In a world of increasing consolidation, independent creators should be nurtured and amplified, Gunpowder & Sky CEO Van Toffler writes
Illustration by TheWrap (Getty Images)
Consolidation is built into the nature of corporations. If some little upstart is eating into your market, it is easy enough to buy the upstart and add its market share to your own. Capitalism is a lot like Darwinism — put a little fish in the path of a big fish, and the big fish is compelled by its nature to eat it.
But even as little fish are absorbed into big fish, more little fish are being born.
There was a time in contemporary music when there were dozens of iconic record labels, each of which had a distinct identity. Even people who don’t follow music know what a Motown record sounded like. Asylum Records meant LA singer/songwriters (Jackson Browne, The Eagles, Linda Rondstadt); Stax Records was Memphis soul (Booker T. & the M.G.’s, Rufus Thomas, Otis Redding); Island Records began as a reggae label (Bob Marley, Jimmy Cliff); and Sire Records practically owned New York punk (Talking Heads, Richard Hell and the Voidoids, Ramones).
Compare that to today, when Universal Music Group owns Capitol, Geffen, A&M, Interscope, Republic, Def Jam, Caroline, Decca, Verve — as well as the catalogs of the long-gone Chess, Blue Thumb, 20th Century Fox, ABC, Chrysalis, Dot, Dunhill, Fantasy, IRS, Imperial, Mercury, MCA, MGM, EMI, Uni, Paramount, Shelter, Virgin and dozens more.
But while Universal and the other two majors — Sony and Warners — dominate the market, they are operating in a world where the barriers to entry have fallen away. In the 20th century, the majors stayed major because they controlled the means of distribution. To even get their records into many parts of the country, Indies had to make distribution deals with the majors.

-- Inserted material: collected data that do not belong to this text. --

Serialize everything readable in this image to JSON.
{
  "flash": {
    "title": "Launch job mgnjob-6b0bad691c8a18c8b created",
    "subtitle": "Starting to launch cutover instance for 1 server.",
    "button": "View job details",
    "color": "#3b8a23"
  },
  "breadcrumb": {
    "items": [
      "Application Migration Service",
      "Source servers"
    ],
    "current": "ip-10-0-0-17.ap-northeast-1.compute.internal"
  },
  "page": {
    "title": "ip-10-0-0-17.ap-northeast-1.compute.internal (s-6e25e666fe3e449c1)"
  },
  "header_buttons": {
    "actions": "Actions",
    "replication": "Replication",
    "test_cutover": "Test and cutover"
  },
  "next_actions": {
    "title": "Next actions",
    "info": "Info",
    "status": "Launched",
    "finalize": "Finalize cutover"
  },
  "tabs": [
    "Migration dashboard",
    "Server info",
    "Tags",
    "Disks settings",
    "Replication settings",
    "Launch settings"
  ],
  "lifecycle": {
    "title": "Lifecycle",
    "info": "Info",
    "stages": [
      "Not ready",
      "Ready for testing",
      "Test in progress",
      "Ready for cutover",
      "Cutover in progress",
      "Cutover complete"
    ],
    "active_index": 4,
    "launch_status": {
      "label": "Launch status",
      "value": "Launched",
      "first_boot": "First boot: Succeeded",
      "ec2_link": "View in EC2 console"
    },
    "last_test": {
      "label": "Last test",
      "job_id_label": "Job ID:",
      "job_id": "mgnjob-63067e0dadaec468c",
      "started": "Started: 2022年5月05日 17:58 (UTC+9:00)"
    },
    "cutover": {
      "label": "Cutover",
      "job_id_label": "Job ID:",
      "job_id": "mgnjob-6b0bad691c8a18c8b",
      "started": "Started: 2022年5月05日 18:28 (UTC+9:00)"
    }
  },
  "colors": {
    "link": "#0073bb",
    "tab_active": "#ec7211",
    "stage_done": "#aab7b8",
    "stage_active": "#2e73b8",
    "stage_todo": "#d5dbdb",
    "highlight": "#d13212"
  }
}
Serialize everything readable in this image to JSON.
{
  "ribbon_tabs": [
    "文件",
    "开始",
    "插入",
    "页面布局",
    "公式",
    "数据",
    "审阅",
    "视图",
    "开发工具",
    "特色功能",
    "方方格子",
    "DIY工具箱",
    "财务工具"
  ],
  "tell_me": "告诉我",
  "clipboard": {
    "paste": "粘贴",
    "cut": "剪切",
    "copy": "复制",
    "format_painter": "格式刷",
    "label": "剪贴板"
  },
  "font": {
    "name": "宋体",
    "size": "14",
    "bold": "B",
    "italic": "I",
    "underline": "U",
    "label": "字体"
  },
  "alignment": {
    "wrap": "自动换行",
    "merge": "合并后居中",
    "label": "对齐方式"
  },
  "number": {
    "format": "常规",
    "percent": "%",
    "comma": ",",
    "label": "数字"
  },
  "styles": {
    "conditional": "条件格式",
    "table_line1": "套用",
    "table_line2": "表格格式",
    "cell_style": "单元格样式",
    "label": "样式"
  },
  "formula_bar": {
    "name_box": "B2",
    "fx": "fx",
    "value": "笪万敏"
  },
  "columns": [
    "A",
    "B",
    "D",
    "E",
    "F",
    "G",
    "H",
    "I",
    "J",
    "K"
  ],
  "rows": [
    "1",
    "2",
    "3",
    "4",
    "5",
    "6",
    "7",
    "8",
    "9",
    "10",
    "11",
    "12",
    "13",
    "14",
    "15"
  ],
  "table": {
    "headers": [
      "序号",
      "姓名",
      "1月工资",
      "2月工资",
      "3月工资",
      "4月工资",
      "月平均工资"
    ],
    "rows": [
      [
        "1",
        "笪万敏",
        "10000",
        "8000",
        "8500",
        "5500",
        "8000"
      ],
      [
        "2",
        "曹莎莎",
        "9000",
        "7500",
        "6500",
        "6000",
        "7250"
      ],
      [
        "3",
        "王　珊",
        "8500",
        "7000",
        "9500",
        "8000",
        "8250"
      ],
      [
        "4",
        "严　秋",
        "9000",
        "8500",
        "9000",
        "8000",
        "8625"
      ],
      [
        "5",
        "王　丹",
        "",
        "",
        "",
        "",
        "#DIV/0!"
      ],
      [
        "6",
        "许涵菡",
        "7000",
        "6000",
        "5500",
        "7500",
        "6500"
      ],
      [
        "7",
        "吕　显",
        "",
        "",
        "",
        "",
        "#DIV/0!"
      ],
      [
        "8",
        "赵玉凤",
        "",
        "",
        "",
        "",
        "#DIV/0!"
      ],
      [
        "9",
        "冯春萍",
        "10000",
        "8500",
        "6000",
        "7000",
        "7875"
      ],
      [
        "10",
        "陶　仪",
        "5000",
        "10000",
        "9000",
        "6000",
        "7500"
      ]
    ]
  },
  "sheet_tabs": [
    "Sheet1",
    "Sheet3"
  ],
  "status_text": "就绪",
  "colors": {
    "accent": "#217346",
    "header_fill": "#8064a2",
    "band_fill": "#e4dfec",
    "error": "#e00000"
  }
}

In the 21st century, pressing plants and trucks don’t count for much. Music is distributed through the internet and there is a recording studio in every laptop. If you are Adele or Bruno Mars, it makes sense to be on a major label. But in a TikTok world, the next hit single can come from anywhere — YouTube, a Spotify playlist or a video game.
It works that way across all media. Marvel Comics has been absorbed into Disney, as a feeder and R&D division, as DC Comics has been swallowed by WarnerMedia. The move of those old pulp businesses into international entertainment conglomerates has only encouraged small comic book companies to enter the marketplace. You never know where the next Hellboy or “The Walking Dead” is going to come from.
The accepted history of post-“Bonnie & Clyde” Hollywood is that the old studio bosses did not understand a world where “Easy Rider” did better than “Hello Dolly!” and in their confusion opened the door to a generation of rebels — Martin Scorsese, Robert Altman, Terrence Malick — who revitalized American cinema for a few years until “Jaws” and “Star Wars” introduced the mass-release summer blockbuster and the revolution was squashed.
But was the underground really defeated? There are always new generations bringing new revolutions. Independent voices continued to emerge: Spike Lee, Jim Jarmusch and the Coen Brothers in the ’80s; Allison Anders, Steven Soderbergh, Quentin Tarantino, Paul Thomas Anderson and Wes Anderson in the ’90s. They often got their shots through new independents like Miramax and New Line, spiritual successors to BBS Productions and American Zoetrope.
The cycle of art reflects the cycle of life — those who are rebels in their twenties may elect, by age 40, to join the system (Scorsese), drop out (Malick) or accept financial compromises in order to continue to work on the margins (Altman). There will always be new rebels, as long as there are new people turning 20, and dumbass bull-headed entrepreneurs willing to risk it all for odds-defying, out-of-the-box creative ideas!
Our studio, named after a lyric from a fiercely independent artist, Aimee Mann, is seeing and hearing these unapologetic voices emerge in the AVOD, podcast, short-form and even the SVOD space. In the sci-fi and horror genres (typically dominated by old white men … with all due respect to that genre of human), Gunpowder & Sky has global FAST channels — DUST and ALTER — that both exhibit cinematic short films by widely diverse filmmakers from South Korea to Colombia. These novel pieces of IP are now migrating, and spinning off, to wider audiences in partnership with icons of the genres — from Sam Raimi to James Wan to Stephen Spielberg — who are recognizing how these creators are reminiscent of their own, louder, less categorizable selves.
I hope we, collectively, don’t forget to provide a roof, the appropriate stimulants and fast food for the unmanageable freaks that will inevitably surprise and scare us. Sort of the way Steve Golin did with Propaganda, and David Geffen did with Asylum and Martin Goodman did with Marvel. These indie voices buoy diversity, move culture along and ultimately fill the pipes that feed content into homes worldwide. After all, if Spike Jonze had been justifiably ushered out of whatever workspace he was provided, I couldn’t have helped make the Oscar-nominated (yes, no kidding) “Jackass” series and movies … and let’s be honest, the world would’ve been a sadder place without Steve-O.